The fundamental question in the high performance basket for Sport 2030 is whether its primary focus is international achievement or the provision of a quality workspace for Australia’s best athletes.
Of course the two goals have much in common, but the second option inevitably concedes that no matter how much the nation spends at the top end and how hard our athletes prepare and compete, we simply cannot expect to win every time – or in some sports ever.
Should the Olympic disciplines of handball, greco-roman wrestling and fencing be funded at all from the public purse? We have seen little international success in these and national participation rates are low.
In a team sport like handball it’s much harder to imagine how we might ever get to be point of being competitive. The cost of getting the required number of players up to standard would be enormous.
But in individual sports there’s always a possibility that someone might just rise from the bottom of the high performance pyramid. An open mind would suggest that at this point funding might begin.
It’s a very different question for those sports in which we have traditionally excelled. There’s no better case study than hockey.
Unless the public coffers provide, it is inconceivable that Australia would remain a regularly dominant force in hockey; a couple of national leagues provide a degree of professional life for players, but it’s nothing like basketball or soccer.
The bottom line therefore is that the country must effectively employ the national training squads for men and women. If we don’t, we have no chance of keeping up with nations who do, no matter how naturally talented our boys and girls.

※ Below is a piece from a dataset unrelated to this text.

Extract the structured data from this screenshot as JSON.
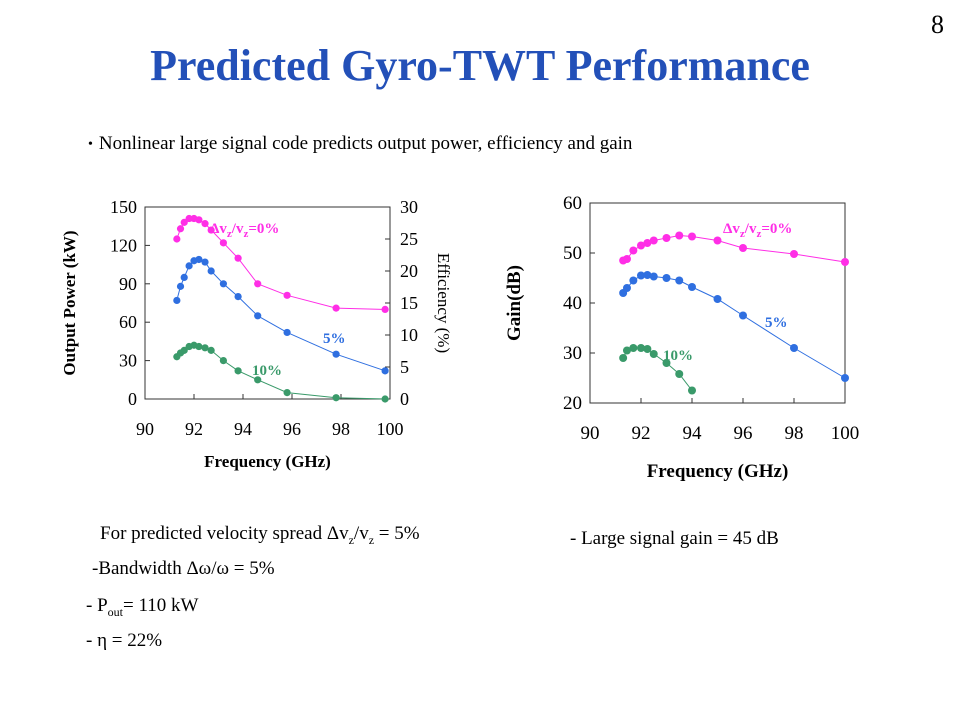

Water polo would be in much the same boat- as are all the para team sports.
For individuals it can be a hybrid system because some athletes will make a decent living and can support themselves. Others will choose to work or study as well because that suits their current or future plans.
And in all cases we have to make sure that we have a steady flow of aspirational talent rising to the top. This means a culture that teaches skills and provides quality training and competition environments as that talent passes through each level.

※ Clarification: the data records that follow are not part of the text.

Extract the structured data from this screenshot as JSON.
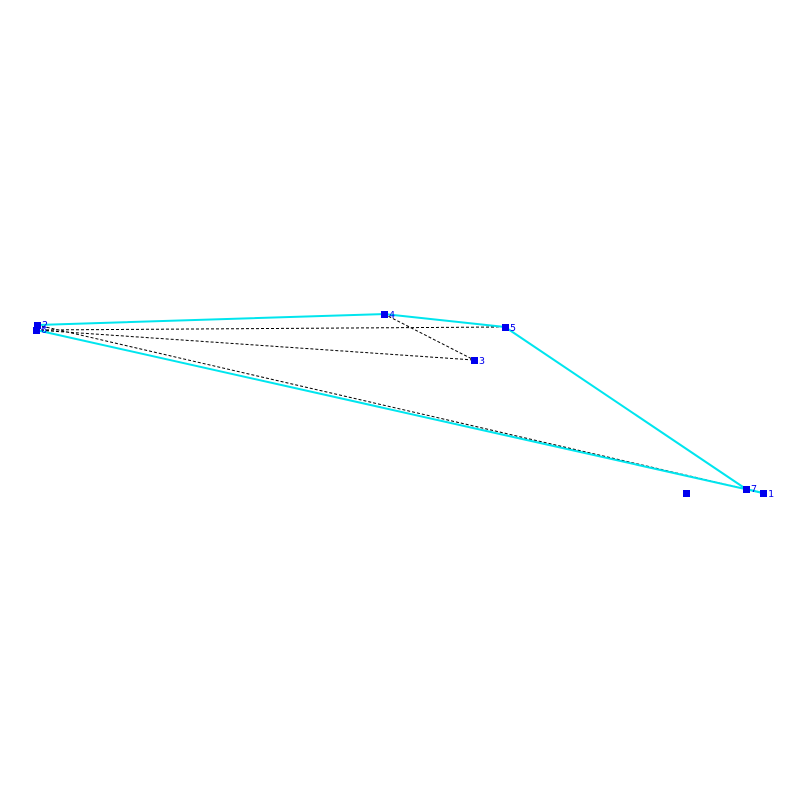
{
  "diagram": {
    "colors": {
      "hull_edge": "#00e5ee",
      "dashed_edge": "#000000",
      "vertex": "#0000ee",
      "label": "#0000ee",
      "background": "#ffffff"
    },
    "vertices": [
      {
        "id": "p1",
        "label": "1"
      },
      {
        "id": "p2",
        "label": "2"
      },
      {
        "id": "p3",
        "label": "3"
      },
      {
        "id": "p4",
        "label": "4"
      },
      {
        "id": "p5",
        "label": "5"
      },
      {
        "id": "p6",
        "label": "6"
      },
      {
        "id": "p7",
        "label": "7"
      },
      {
        "id": "p8",
        "label": ""
      }
    ],
    "hull_edges": [
      [
        "p2",
        "p4"
      ],
      [
        "p4",
        "p5"
      ],
      [
        "p5",
        "p7"
      ],
      [
        "p7",
        "p1"
      ],
      [
        "p1",
        "p6"
      ],
      [
        "p6",
        "p2"
      ]
    ],
    "dashed_edges": [
      [
        "p6",
        "p5"
      ],
      [
        "p6",
        "p3"
      ],
      [
        "p4",
        "p3"
      ],
      [
        "p6",
        "p7"
      ],
      [
        "p2",
        "p7"
      ]
    ]
  }
}
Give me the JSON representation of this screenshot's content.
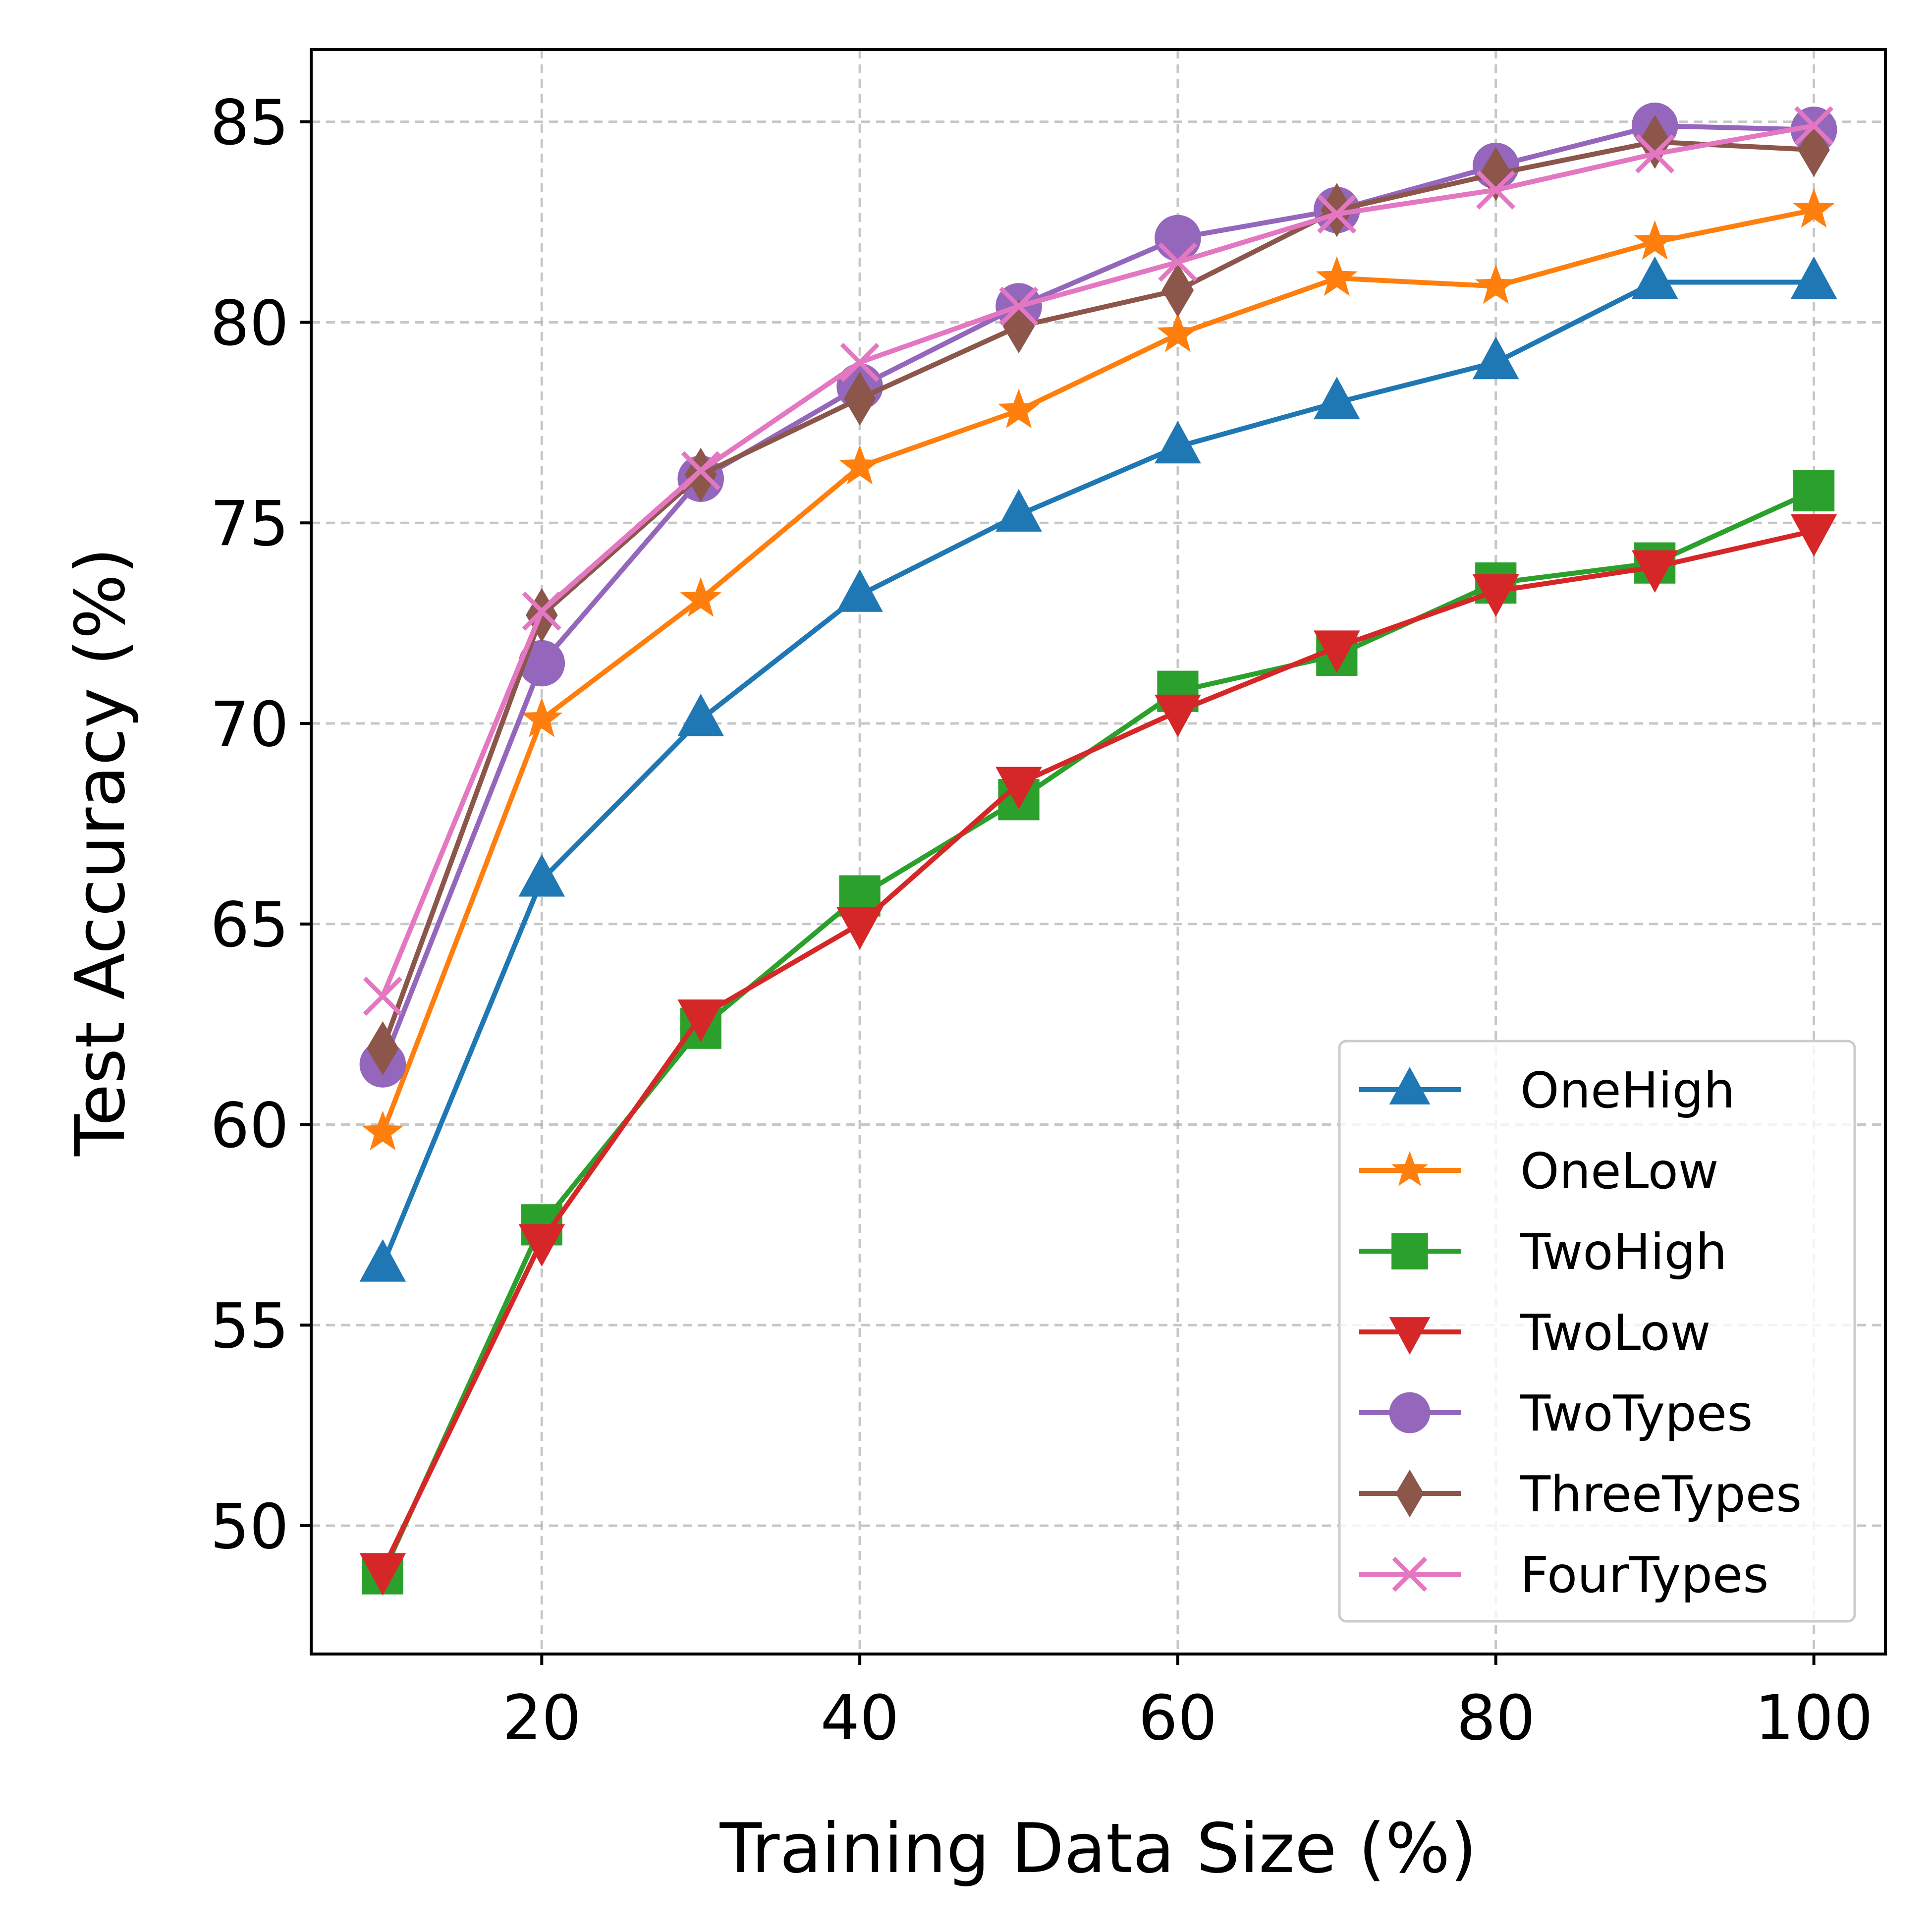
{
  "chart_data": {
    "type": "line",
    "title": "",
    "xlabel": "Training Data Size (%)",
    "ylabel": "Test Accuracy (%)",
    "x": [
      10,
      20,
      30,
      40,
      50,
      60,
      70,
      80,
      90,
      100
    ],
    "xlim": [
      5.5,
      104.5
    ],
    "ylim": [
      46.8,
      86.8
    ],
    "xticks": [
      20,
      40,
      60,
      80,
      100
    ],
    "yticks": [
      50,
      55,
      60,
      65,
      70,
      75,
      80,
      85
    ],
    "grid": true,
    "legend_position": "lower-right",
    "series": [
      {
        "name": "OneHigh",
        "color": "#1f77b4",
        "marker": "triangle-up",
        "values": [
          56.5,
          66.1,
          70.1,
          73.2,
          75.2,
          76.9,
          78.0,
          79.0,
          81.0,
          81.0
        ]
      },
      {
        "name": "OneLow",
        "color": "#ff7f0e",
        "marker": "star",
        "values": [
          59.8,
          70.1,
          73.1,
          76.4,
          77.8,
          79.7,
          81.1,
          80.9,
          82.0,
          82.8
        ]
      },
      {
        "name": "TwoHigh",
        "color": "#2ca02c",
        "marker": "square",
        "values": [
          48.8,
          57.5,
          62.4,
          65.7,
          68.1,
          70.8,
          71.7,
          73.5,
          74.0,
          75.8
        ]
      },
      {
        "name": "TwoLow",
        "color": "#d62728",
        "marker": "triangle-down",
        "values": [
          48.9,
          57.1,
          62.7,
          65.0,
          68.5,
          70.3,
          71.9,
          73.3,
          73.9,
          74.8
        ]
      },
      {
        "name": "TwoTypes",
        "color": "#9467bd",
        "marker": "circle",
        "values": [
          61.5,
          71.5,
          76.1,
          78.4,
          80.4,
          82.1,
          82.8,
          83.9,
          84.9,
          84.8
        ]
      },
      {
        "name": "ThreeTypes",
        "color": "#8c564b",
        "marker": "diamond",
        "values": [
          61.9,
          72.7,
          76.2,
          78.1,
          79.9,
          80.8,
          82.8,
          83.7,
          84.5,
          84.3
        ]
      },
      {
        "name": "FourTypes",
        "color": "#e377c2",
        "marker": "x",
        "values": [
          63.2,
          72.8,
          76.3,
          79.0,
          80.4,
          81.5,
          82.7,
          83.3,
          84.2,
          84.9
        ]
      }
    ]
  }
}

So what does Sport 2030 envisage as its blueprint for the achievement of sporting excellence?
The one aspect that has drawn the most passionate response is the final steps in the deconstruction of the Australian Institute of Sport.
The likes of marathon hero and former AIS director, Rob de Castella are seething that even the reduced role envisaged under the now-defunct Winning Edge which saw athletes training and living on campus replaced with visits for training camps is coming to an end.
Sport 2030 says that the once-grand AIS is no longer at the cutting edge of sporting excellence.
There’s also a pretty clear message that the government will consider a business case for the redevelopment of the current AIS campus.
Surely the most bizarre quote taken from the Sport 2030 report is this – “the thousands of families and schoolchildren that tour the site every year will be able to see the AIS facility not as the home of high performance sport, but as the home of Australia’s high performance system leadership.”
Kids craning their necks out of buses to see where Sport Australia and the AIS work on their strategic thoughts rather than watching athletes train? Don’t think so.
More positively – there is to be a big emphasis on the promotion and development of a national approach to athlete well-being. It’s nothing new but an increased, serious investment here will make a big difference.
But not sure this fits well with another key goal that expects our sporting champions to be strong positive and engaged role models – meeting that expectation is often what places additional stress on our best.
And one other point worth noting. There’s a call for better use of and access to existing school and community facilities for grassroots sport and up.